O regime geral de nomeação e mandato do pessoal que compõe esse colegiado está previsto na Lei de Recursos Humanos das Agências Reguladoras (Lei 9.986 de 2000), recentemente alterada pela Lei Geral das Agências (Lei 13.848 de 2019).
A lei prevê que “as agências terão como órgão máximo o Conselho Diretor ou a Diretoria Colegiada, que será composto de até 4 (quatro) Conselheiros ou Diretores e 1 (um) Presidente, Diretor-Presidente ou Diretor-Geral” (art. 4º, caput), com “mandato … de 5 (cinco) anos, vedada a recondução” (art. 6º, caput).
Além disso, os mandatos devem ser “não coincidentes, de modo que, sempre que possível, a cada ano, ocorra o término de um mandato e uma consequente nova indicação” (art. 4º, § 1º). Para a manutenção dessa dinâmica, “os mandatos que não forem providos no mesmo ano em que ocorrer sua vacância terão a duração reduzida” (art. 4º, § 2º).
Que controvérsia levou o tema dos dirigentes de agências ao TCU?
O governo anterior indicou, e o Senado aprovou, para os cargos de presidentes de algumas agências, nomes que já ocupavam cargos de diretores nas mesmas entidades. Foi o caso do atual presidente da Anatel, que, antes de ser nomeado para a presidência, em 2022, já ocupava o cargo de conselheiro, desde 2020.
Ficou a dúvida: a nomeação de diretor para um novo mandato, agora no cargo de presidente, na mesma agência, caracterizaria recondução (vedada pela lei desde 2019)?
Sob a lei vigente, a norma parece permitir duas interpretações diferentes, nenhuma delas absurda. Se tal prática caracterizar recondução, diretores simplesmente não podem ser nomeados para a presidência da mesma agência. Essa interpretação valoriza o fato de ambos os cargos (diretor e presidente) pertencerem à mesma diretoria e os considera idênticos para fins de incidência da regra de não recondução.

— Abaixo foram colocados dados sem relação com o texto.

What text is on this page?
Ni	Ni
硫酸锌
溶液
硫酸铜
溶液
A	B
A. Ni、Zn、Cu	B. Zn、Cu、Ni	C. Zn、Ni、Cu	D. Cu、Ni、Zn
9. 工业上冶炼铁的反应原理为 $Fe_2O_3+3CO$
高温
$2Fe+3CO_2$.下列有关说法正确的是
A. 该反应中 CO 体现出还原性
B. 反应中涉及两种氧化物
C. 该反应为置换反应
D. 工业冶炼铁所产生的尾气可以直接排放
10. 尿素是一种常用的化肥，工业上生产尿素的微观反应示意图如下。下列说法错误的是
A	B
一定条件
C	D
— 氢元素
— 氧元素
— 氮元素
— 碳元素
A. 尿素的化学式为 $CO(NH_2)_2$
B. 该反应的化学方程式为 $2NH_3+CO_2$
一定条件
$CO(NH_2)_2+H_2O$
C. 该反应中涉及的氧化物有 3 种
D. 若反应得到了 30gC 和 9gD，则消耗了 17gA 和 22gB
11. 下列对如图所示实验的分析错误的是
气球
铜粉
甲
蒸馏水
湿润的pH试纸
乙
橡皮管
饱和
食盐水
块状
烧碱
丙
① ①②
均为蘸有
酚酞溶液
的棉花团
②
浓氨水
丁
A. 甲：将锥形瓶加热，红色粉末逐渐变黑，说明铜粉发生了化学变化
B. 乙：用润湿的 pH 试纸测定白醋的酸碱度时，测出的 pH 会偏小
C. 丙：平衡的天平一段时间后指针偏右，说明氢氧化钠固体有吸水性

Se não caracterizar recondução, diretores podem ser nomeados para a presidência, para exercê-la por todo o prazo disponível do mandato do cargo de presidente (que pode chegar a cinco anos, dependendo de quando tiver ocorrido a vacância). Essa interpretação valoriza o fato de os cargos de diretor e de presidente serem distintos e, por isso, não os aproxima para fins da regra de não recondução.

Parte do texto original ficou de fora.